First, that lore has a distinct temporality and spatiality. What makes lore different from a conventional narrative, as far as I can tell, is the lack of progress through time. Things happen in lakaka.land or Skibidi Toilet, but they happen in the way tides happen: slow, gradual shiftings in the world. From post to post or day to day, we experience a lateral movement across the imagined space — as the handle lakaka.land suggests, this is a “land” as much as it is a story. It is more likely for the series to add a new character or go deeper into the past of an existing character, than to introduce a conventional plot development. Rather than moving forward in time, the series goes outward, inward, and through the fourth wall. This lateral movement makes it so any entry point along the sprawling web is as valid as any other. More popular videos end up becoming more central nodes, but the entire lore is built so you can miss the majority of episodes (which most viewers do) and still get the gist.
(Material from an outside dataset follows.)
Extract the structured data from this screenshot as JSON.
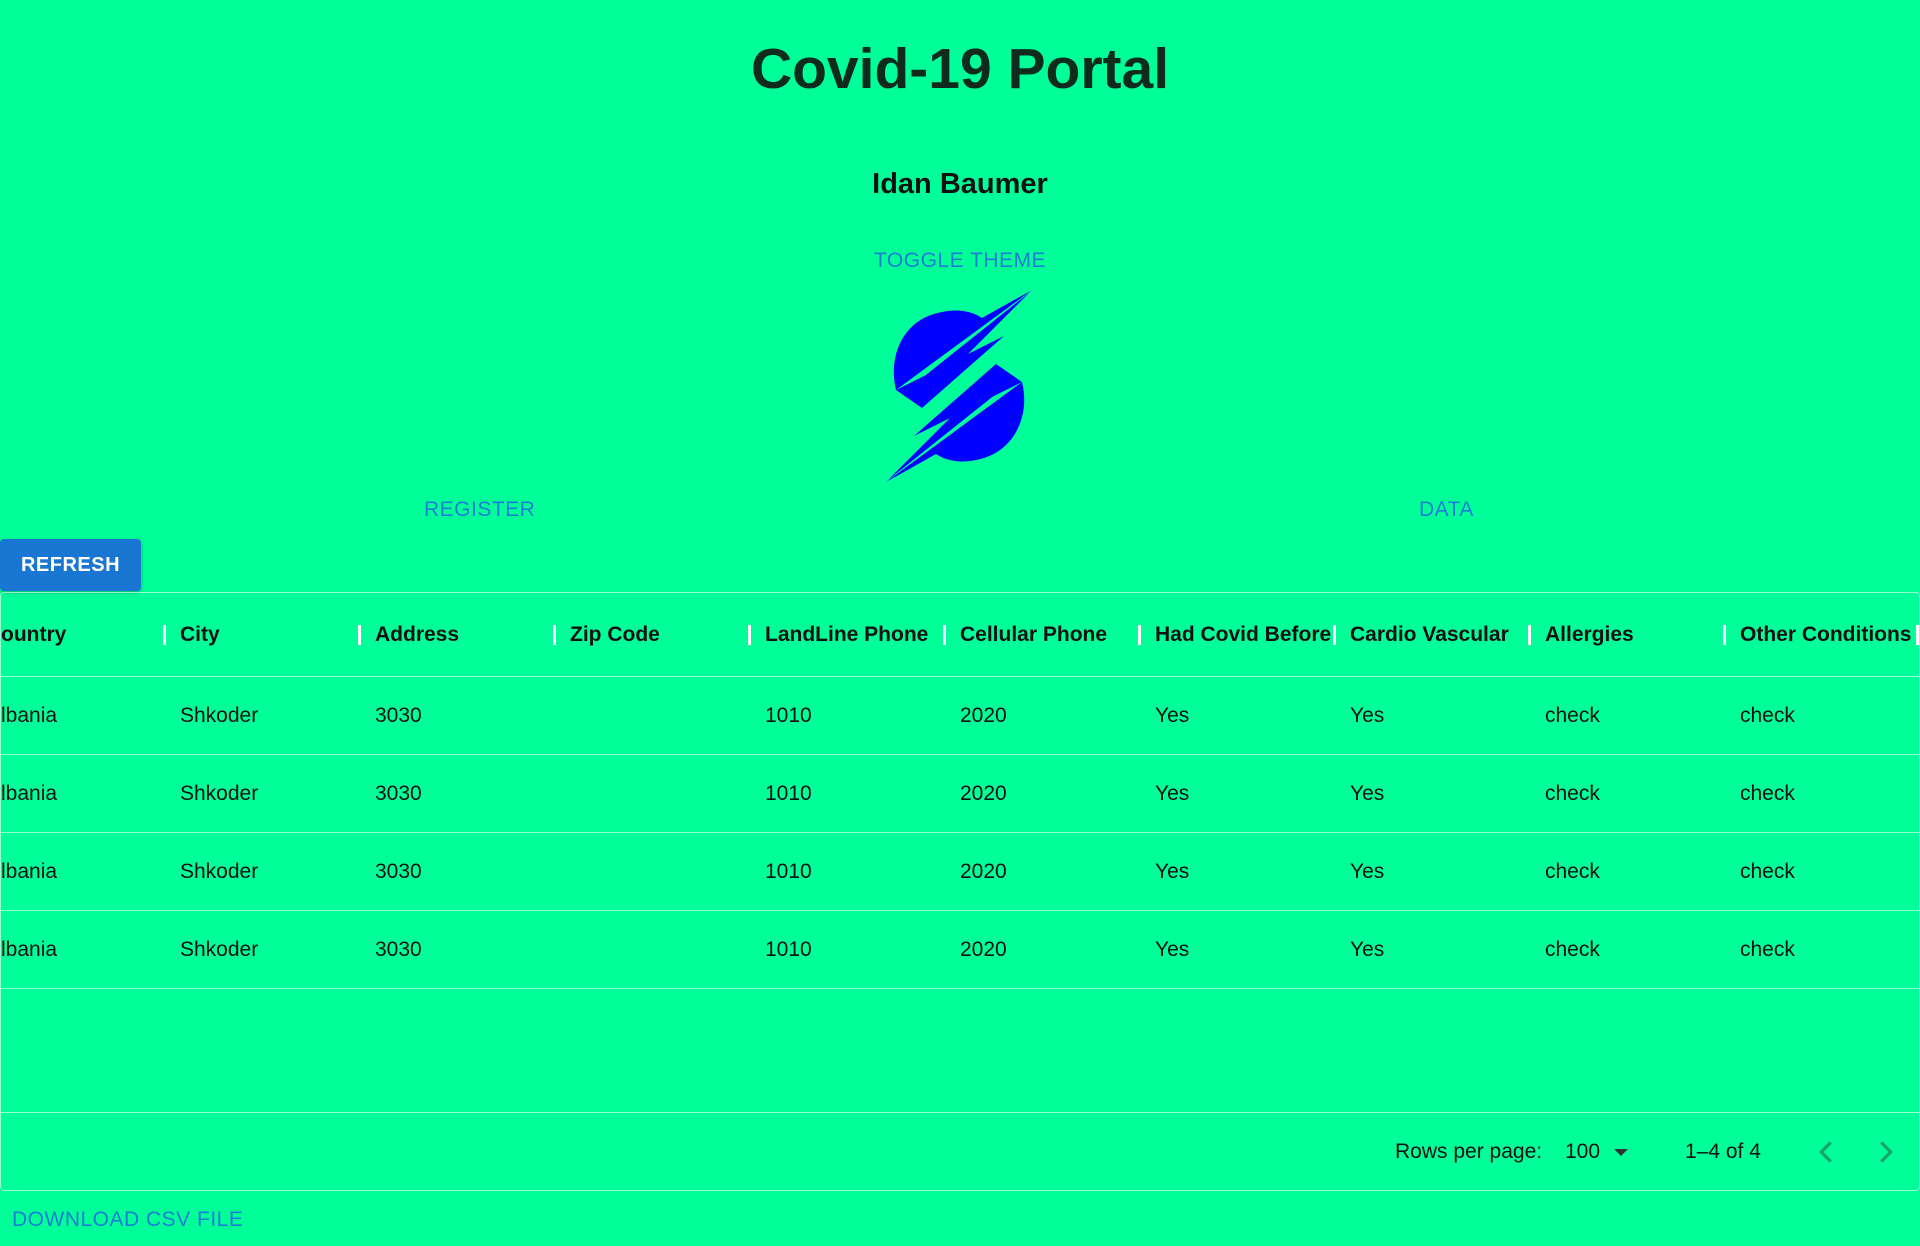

Second, while lores are often centered around specific creators, they exist under conditions of plural authorship. Remixes, commentaries, and even outright copying are fundamental. Lakaka.land, for example, borrows a number of characters as well as an overall style from English-language account Offlain (which has a German alt as well) and adapts them into its own lore system. The Gnomes vs. Knights trend may have centered around Crawly and his gnome character, but it was random users who owned armor that filled in the knight side of the story. The intertextual net is thick in all these lores, crammed with references to other memes.
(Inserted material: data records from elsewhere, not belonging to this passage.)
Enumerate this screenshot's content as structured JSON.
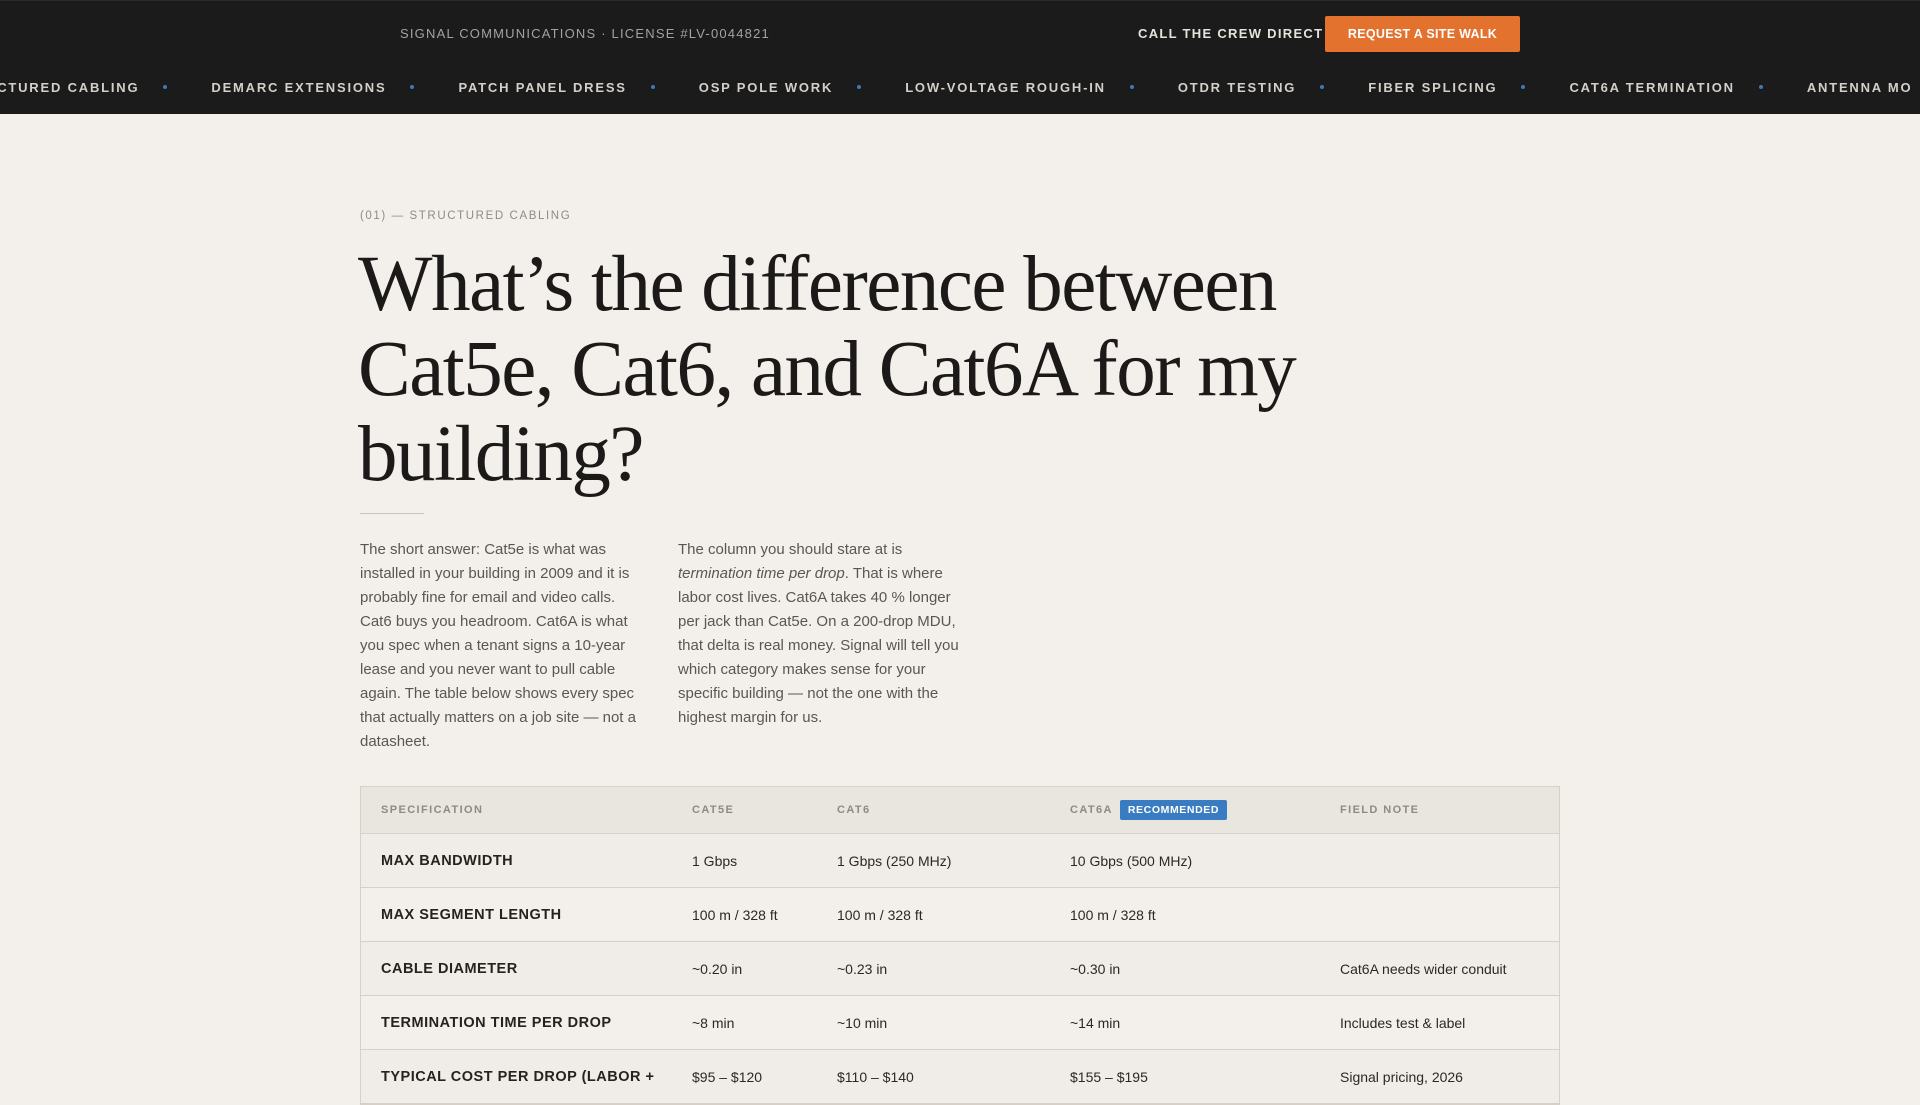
{
  "header": {
    "license": "SIGNAL COMMUNICATIONS · LICENSE #LV-0044821",
    "call_label": "CALL THE CREW DIRECT",
    "cta_label": "REQUEST A SITE WALK",
    "ticker": [
      "UCTURED CABLING",
      "DEMARC EXTENSIONS",
      "PATCH PANEL DRESS",
      "OSP POLE WORK",
      "LOW-VOLTAGE ROUGH-IN",
      "OTDR TESTING",
      "FIBER SPLICING",
      "CAT6A TERMINATION",
      "ANTENNA MO"
    ]
  },
  "article": {
    "eyebrow": "(01) — STRUCTURED CABLING",
    "title": "What’s the difference between Cat5e, Cat6, and Cat6A for my building?",
    "col_a": "The short answer: Cat5e is what was installed in your building in 2009 and it is probably fine for email and video calls. Cat6 buys you headroom. Cat6A is what you spec when a tenant signs a 10-year lease and you never want to pull cable again. The table below shows every spec that actually matters on a job site — not a datasheet.",
    "col_b_pre": "The column you should stare at is ",
    "col_b_em": "termination time per drop",
    "col_b_post": ". That is where labor cost lives. Cat6A takes 40 % longer per jack than Cat5e. On a 200-drop MDU, that delta is real money. Signal will tell you which category makes sense for your specific building — not the one with the highest margin for us."
  },
  "table": {
    "headers": [
      "SPECIFICATION",
      "CAT5E",
      "CAT6",
      "CAT6A",
      "FIELD NOTE"
    ],
    "badge": "RECOMMENDED",
    "rows": [
      [
        "MAX BANDWIDTH",
        "1 Gbps",
        "1 Gbps (250 MHz)",
        "10 Gbps (500 MHz)",
        ""
      ],
      [
        "MAX SEGMENT LENGTH",
        "100 m / 328 ft",
        "100 m / 328 ft",
        "100 m / 328 ft",
        ""
      ],
      [
        "CABLE DIAMETER",
        "~0.20 in",
        "~0.23 in",
        "~0.30 in",
        "Cat6A needs wider conduit"
      ],
      [
        "TERMINATION TIME PER DROP",
        "~8 min",
        "~10 min",
        "~14 min",
        "Includes test & label"
      ],
      [
        "TYPICAL COST PER DROP (LABOR +",
        "$95 – $120",
        "$110 – $140",
        "$155 – $195",
        "Signal pricing, 2026"
      ]
    ]
  }
}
Third, what may distinguish lore from oral tradition is its source of authority. In oral tradition, authority seems to be generated by a connection backwards in time — the story is “traditional,” it has been taught by someone older, passed through generations. In meme lore, however, authority seems to be generated by a sort of democratic frenzy shown through the numbers attached to posts and the genuine interaction of a community. Goncharov mattered because all of Tumblr was doing it. Skibidi Toilet is crazy because the videos have been viewed billions of times. Implicit in lore is a connection to the community and a collaboration with it. You feel special because you know, and others have known with you.
Some of the most moving comments I received on my video about Lakaka.land, which so far has nearly a million views — and I suppose that makes me a minor co-author in this lore — say things like “I have no one in my real life to talk to about this.” And maybe that’s where the authority in lakaka.land comes from — through lore, a piece of you is expressed and understood which just can’t be manifested in real life. I might say this is the condition of my generation, if you’ll allow me to grandly conjecture for a moment — that the online world offers this expressive abundance and shimmering possibility of connection, while the real world seems to narrow and darken. Jobs and friends are harder to find, the climate gets worse, all the products and services seem to get less efficient and satisfying, everything costs more. But the scroll is never scarce.
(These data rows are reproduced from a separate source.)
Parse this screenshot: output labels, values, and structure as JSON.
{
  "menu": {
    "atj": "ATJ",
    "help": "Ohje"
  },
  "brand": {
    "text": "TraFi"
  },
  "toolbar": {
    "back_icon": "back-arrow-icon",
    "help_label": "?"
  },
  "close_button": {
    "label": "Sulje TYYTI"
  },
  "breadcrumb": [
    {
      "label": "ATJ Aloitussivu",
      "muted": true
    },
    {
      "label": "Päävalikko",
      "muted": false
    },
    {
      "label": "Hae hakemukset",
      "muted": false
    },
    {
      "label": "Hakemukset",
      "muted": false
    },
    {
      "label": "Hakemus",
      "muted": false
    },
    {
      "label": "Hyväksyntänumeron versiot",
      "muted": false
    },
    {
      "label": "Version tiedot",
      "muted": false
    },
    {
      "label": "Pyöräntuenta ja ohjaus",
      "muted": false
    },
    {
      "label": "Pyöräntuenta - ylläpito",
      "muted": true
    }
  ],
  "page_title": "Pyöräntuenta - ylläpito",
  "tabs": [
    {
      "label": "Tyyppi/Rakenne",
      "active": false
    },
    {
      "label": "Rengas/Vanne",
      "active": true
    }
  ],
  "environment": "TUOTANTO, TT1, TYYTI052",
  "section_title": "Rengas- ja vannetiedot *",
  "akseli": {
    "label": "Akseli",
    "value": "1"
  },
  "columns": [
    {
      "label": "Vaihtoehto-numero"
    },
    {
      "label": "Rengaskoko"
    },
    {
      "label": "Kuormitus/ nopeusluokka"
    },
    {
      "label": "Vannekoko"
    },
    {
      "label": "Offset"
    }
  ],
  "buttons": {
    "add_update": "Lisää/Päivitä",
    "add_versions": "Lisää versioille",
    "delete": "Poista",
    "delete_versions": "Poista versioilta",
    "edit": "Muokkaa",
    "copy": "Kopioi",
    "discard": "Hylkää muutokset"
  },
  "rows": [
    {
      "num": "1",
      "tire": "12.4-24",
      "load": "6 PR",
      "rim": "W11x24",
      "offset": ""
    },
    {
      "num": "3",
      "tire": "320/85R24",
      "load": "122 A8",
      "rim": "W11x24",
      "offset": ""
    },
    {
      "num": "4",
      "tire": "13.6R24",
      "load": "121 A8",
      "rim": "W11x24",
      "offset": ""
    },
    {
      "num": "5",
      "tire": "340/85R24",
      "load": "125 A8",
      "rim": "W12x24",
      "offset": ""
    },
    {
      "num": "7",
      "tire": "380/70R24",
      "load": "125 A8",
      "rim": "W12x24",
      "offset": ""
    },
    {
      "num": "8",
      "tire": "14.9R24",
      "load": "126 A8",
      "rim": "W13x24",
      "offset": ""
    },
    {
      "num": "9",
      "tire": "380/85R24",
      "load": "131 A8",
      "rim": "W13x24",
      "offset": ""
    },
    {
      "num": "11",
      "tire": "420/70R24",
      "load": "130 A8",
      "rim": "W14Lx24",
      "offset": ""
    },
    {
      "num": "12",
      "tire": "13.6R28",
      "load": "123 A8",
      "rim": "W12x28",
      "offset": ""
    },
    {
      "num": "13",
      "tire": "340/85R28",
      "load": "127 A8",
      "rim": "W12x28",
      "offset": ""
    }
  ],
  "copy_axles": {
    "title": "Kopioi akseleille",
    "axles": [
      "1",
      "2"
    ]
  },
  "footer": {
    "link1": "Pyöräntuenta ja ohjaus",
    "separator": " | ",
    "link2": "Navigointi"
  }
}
I may write further about lore in future posts, so if you have any tips or recommendations, let me know.
i feel like the word "lore" moreso means "deep knowledge". like, yeah, you've seen a couple tiktoks about oupi goupi, but do you follow lakaka? do you read the comments? do you know the inside jokes? do you watch videos of other creators (maybe even on other platforms) about oupi goupi? now that's lore. it almost feels like a secret club, something exclusive
but still, when using "lore" to mean "internet works of art and folklore" it makes sense to me, because the internet does provide an exclusive experience you would not find anywhere else. it is possible for you to make up a fake movie with your friends and constantly reference it, but to do that with absolute strangers? no. never. you have to be in a certain part of the internet at a certain time to know. now that is lore
p.s. i have even heard friends say "do you know the lore?" when asking whether they have already told me a random fact about themselves or a crazy repressed memory. makes me think that i can say "do you even know my lore?" instead of "do you even know me?"